Thanks for your attention. I try to debug it!

ShuaiWang97 commented 1 year ago

Thank you for the prompt response! Most structure of the code is from the HGNN node classification example like def train, def infer and if __name__ == "__main__". I also think the several co-citation datasets are same from the ones used in HyperGCN repo . I only changed the net and data variable. Please let me know if I can provide more information. Thanks in advance!

bokveizen commented 8 months ago

As I can see, some nodes never appear in the edge list. I am not sure whether that is intended or not. For example, in CocitationPubmed, the number of nodes is 19717, but there are only 3840 nodes in the edge list.

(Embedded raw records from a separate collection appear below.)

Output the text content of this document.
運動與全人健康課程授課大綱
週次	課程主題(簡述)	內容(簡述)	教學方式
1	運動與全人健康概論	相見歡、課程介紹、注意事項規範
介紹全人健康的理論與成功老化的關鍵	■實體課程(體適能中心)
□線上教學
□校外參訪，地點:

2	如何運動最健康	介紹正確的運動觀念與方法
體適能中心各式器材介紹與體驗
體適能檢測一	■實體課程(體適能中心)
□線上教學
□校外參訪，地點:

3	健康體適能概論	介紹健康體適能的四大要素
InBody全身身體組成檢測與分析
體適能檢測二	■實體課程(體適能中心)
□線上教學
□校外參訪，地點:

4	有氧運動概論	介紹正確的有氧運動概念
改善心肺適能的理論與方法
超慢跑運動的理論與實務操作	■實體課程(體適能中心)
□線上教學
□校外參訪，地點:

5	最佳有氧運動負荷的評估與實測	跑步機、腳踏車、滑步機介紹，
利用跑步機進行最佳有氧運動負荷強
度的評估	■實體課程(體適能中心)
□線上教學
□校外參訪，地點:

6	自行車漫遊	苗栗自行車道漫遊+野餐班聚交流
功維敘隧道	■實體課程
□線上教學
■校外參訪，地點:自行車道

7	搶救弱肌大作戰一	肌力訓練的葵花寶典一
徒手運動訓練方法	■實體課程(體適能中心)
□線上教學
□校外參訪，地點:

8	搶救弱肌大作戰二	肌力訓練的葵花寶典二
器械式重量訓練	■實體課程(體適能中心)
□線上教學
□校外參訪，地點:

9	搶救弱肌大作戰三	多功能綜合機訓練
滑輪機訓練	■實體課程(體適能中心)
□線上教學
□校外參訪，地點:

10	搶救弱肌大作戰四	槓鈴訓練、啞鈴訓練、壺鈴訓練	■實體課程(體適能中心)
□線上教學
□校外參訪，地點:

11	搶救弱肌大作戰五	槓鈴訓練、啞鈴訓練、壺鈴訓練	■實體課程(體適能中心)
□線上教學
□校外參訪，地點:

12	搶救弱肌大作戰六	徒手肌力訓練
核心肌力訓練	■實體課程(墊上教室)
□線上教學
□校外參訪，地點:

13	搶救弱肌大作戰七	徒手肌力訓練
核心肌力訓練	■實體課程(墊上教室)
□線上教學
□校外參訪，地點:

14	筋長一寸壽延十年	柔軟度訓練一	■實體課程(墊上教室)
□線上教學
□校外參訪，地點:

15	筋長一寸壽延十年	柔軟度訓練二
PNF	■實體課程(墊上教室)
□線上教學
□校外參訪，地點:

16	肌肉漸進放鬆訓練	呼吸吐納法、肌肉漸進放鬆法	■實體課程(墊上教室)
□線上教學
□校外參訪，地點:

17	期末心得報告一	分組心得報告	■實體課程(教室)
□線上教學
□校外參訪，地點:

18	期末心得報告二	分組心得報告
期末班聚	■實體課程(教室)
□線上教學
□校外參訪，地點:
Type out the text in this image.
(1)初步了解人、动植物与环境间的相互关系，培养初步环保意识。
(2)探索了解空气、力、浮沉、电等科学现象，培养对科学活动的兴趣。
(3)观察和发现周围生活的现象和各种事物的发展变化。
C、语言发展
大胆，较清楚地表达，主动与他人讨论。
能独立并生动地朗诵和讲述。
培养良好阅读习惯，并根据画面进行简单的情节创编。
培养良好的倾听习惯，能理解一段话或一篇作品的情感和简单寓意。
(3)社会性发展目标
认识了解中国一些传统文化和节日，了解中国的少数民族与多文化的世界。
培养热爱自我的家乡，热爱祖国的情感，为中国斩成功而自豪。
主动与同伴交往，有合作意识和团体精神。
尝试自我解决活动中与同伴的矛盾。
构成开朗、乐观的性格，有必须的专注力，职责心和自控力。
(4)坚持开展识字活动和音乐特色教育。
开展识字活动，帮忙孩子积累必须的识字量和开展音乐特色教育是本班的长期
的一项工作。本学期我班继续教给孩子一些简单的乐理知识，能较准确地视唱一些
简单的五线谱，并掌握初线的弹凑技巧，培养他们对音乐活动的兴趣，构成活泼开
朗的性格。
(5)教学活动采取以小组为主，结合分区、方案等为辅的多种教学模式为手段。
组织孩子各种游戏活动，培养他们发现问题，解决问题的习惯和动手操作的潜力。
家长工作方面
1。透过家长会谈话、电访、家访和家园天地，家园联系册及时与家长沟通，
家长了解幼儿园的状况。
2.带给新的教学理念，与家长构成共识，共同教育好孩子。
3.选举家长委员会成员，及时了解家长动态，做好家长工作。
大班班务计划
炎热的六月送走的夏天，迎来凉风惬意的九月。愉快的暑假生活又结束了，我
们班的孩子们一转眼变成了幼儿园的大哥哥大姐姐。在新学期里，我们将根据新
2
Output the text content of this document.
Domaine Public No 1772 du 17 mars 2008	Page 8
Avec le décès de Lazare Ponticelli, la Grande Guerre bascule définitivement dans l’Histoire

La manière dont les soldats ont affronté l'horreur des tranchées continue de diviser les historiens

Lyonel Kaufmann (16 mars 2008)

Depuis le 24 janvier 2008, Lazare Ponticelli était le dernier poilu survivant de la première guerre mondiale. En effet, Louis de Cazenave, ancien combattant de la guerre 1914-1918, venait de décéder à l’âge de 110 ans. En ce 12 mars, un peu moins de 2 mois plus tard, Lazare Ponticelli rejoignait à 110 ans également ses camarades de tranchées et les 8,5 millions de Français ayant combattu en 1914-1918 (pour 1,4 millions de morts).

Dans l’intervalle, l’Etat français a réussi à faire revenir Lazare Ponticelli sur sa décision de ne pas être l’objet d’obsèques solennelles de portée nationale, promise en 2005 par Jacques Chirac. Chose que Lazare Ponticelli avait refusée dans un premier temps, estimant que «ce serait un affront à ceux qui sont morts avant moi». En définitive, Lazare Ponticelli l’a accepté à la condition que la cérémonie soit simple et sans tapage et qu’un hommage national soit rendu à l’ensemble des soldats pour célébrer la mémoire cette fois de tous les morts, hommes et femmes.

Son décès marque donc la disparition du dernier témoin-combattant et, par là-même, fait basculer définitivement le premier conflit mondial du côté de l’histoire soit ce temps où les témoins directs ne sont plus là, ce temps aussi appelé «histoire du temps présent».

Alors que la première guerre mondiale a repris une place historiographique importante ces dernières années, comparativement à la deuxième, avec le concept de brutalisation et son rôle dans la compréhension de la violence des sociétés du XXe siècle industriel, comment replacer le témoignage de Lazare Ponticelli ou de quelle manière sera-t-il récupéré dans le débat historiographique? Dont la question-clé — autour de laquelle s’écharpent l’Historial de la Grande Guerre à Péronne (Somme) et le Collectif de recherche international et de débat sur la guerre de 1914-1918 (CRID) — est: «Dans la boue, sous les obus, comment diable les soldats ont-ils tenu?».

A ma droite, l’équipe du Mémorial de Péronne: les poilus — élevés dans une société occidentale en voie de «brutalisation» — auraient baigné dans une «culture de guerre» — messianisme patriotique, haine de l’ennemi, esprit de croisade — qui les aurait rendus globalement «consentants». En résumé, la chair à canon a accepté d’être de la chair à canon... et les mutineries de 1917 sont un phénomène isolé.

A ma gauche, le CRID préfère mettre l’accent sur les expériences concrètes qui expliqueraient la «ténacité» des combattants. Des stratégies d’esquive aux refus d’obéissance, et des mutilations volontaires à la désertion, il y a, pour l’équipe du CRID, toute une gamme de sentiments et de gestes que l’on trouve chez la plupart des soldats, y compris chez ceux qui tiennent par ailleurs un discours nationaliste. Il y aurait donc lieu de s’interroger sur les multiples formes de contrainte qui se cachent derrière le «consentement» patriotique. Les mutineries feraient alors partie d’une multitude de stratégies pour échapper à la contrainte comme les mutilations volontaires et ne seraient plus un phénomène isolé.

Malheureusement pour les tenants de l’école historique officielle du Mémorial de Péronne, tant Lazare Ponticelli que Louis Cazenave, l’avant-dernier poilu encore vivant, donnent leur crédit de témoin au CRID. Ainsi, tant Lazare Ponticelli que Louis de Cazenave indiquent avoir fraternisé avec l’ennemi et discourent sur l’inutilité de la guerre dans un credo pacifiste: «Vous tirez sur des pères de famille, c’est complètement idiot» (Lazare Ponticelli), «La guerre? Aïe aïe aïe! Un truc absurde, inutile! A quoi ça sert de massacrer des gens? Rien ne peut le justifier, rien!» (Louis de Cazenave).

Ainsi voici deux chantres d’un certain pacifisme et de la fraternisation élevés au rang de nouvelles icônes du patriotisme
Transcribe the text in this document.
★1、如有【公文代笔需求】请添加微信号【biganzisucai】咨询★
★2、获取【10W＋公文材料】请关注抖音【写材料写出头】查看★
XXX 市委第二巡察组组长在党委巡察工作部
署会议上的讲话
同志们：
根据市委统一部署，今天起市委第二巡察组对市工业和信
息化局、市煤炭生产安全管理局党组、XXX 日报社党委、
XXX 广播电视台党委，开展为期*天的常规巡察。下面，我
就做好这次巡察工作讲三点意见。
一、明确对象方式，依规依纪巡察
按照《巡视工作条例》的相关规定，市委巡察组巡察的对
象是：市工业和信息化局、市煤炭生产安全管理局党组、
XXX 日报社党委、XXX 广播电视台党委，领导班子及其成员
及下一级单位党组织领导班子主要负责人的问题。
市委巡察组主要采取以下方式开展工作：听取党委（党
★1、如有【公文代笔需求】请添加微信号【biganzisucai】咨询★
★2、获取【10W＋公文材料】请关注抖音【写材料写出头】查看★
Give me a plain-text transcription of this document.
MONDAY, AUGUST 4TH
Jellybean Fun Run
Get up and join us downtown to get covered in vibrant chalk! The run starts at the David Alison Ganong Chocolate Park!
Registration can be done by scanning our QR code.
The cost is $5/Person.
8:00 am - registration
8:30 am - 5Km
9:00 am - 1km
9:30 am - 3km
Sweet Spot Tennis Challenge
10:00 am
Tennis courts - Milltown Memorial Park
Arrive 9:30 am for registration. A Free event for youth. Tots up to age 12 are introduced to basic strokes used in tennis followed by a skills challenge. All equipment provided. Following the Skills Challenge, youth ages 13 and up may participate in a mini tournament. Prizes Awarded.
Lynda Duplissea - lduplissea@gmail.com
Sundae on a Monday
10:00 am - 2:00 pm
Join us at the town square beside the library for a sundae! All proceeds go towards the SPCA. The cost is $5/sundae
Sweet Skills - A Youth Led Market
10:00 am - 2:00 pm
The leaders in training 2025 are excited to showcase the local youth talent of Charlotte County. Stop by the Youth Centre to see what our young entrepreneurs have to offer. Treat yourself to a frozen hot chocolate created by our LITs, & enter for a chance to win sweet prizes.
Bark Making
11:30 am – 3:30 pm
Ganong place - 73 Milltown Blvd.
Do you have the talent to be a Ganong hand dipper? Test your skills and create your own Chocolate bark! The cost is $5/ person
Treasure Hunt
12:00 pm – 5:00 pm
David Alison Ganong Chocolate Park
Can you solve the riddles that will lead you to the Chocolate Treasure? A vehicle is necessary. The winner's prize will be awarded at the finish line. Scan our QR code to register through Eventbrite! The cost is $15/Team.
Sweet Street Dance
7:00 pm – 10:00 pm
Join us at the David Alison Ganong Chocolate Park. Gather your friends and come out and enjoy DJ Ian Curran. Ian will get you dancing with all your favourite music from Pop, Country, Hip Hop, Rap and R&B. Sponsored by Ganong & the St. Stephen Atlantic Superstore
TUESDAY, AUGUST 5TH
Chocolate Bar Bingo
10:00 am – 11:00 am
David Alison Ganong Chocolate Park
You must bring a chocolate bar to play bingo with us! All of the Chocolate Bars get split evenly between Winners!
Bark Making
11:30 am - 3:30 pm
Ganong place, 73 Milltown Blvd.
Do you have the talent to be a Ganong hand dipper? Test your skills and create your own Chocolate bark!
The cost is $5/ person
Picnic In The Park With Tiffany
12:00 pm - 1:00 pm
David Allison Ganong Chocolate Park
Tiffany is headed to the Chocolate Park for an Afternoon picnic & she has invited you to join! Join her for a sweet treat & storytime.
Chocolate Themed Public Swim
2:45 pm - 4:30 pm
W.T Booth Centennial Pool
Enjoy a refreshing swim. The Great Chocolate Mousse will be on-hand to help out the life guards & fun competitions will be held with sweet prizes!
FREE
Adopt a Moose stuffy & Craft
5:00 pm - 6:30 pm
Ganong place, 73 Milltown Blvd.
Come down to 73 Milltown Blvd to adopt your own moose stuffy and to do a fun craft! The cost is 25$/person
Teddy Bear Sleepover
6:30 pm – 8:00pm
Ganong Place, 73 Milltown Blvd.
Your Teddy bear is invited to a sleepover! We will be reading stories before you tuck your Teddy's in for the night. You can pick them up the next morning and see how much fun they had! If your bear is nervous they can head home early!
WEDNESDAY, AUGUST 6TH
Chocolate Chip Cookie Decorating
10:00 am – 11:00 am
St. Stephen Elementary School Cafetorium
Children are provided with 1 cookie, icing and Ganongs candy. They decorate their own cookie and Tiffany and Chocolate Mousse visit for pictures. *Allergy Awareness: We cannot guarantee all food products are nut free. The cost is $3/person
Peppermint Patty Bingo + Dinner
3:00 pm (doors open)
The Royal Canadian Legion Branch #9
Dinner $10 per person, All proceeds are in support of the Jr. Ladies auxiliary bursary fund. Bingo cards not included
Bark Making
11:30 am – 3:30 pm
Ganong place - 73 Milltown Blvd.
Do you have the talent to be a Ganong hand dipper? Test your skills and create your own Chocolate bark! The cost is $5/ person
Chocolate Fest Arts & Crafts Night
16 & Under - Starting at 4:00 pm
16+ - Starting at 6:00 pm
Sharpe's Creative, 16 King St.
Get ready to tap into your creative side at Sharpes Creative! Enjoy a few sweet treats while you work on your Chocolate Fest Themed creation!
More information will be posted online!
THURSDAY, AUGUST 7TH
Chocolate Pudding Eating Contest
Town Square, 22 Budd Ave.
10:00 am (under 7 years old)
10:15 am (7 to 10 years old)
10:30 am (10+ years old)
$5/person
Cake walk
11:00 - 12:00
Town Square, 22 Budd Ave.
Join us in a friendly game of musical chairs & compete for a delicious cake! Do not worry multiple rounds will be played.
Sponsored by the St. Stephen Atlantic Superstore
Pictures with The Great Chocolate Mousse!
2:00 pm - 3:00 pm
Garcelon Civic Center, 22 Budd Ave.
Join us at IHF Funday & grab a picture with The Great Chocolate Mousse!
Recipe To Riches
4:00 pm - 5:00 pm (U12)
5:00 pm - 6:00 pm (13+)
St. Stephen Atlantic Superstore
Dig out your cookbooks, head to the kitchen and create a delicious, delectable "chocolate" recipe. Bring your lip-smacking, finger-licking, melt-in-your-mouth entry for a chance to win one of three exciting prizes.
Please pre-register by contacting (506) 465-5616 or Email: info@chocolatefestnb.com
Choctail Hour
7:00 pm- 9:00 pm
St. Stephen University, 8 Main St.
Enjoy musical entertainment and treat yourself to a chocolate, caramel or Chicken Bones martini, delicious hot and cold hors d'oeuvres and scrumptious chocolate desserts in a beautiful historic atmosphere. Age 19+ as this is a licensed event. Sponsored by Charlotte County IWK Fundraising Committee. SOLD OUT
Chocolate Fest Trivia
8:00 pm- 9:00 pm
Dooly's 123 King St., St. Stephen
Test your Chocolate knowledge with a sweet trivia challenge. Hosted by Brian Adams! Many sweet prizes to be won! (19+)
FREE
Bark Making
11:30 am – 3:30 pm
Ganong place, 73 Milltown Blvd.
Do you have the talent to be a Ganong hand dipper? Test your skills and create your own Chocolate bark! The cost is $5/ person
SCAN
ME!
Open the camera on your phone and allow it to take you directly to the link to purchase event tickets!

I think we need to reorder the vertices to consecutive integers.

data_list = [
    (CoauthorshipCora, "cora_coauth"),
    (CoauthorshipDBLP, "dblp_coauth"),
    (CocitationCora, "cora_cocite"),
    (CocitationCiteseer, "citeseer_cocite"),
    (CocitationPubmed, "pubmed_cocite"),
]

for data_func, data_name in data_list:
    nodes_in_edges = set()
    for edge in data_func()["edge_list"]:
        nodes_in_edges.update(edge)
    print(data_name, len(nodes_in_edges), data_func()["num_vertices"])
cora_coauth 2388 2708
dblp_coauth 41302 41302
cora_cocite 1434 2708
citeseer_cocite 1458 3312
pubmed_cocite 3840 19717

Also, for CocitationPubmed, the training set is strangely small, while the val and test sets are identical.

print(CocitationPubmed()["train_mask"].sum())
print(CocitationPubmed()["val_mask"].sum())
print(CocitationPubmed()["test_mask"].sum())
print(torch.all(CocitationPubmed()["val_mask"] == CocitationPubmed()["test_mask"]))

tensor(78)
tensor(19639)
tensor(19639)
tensor(True)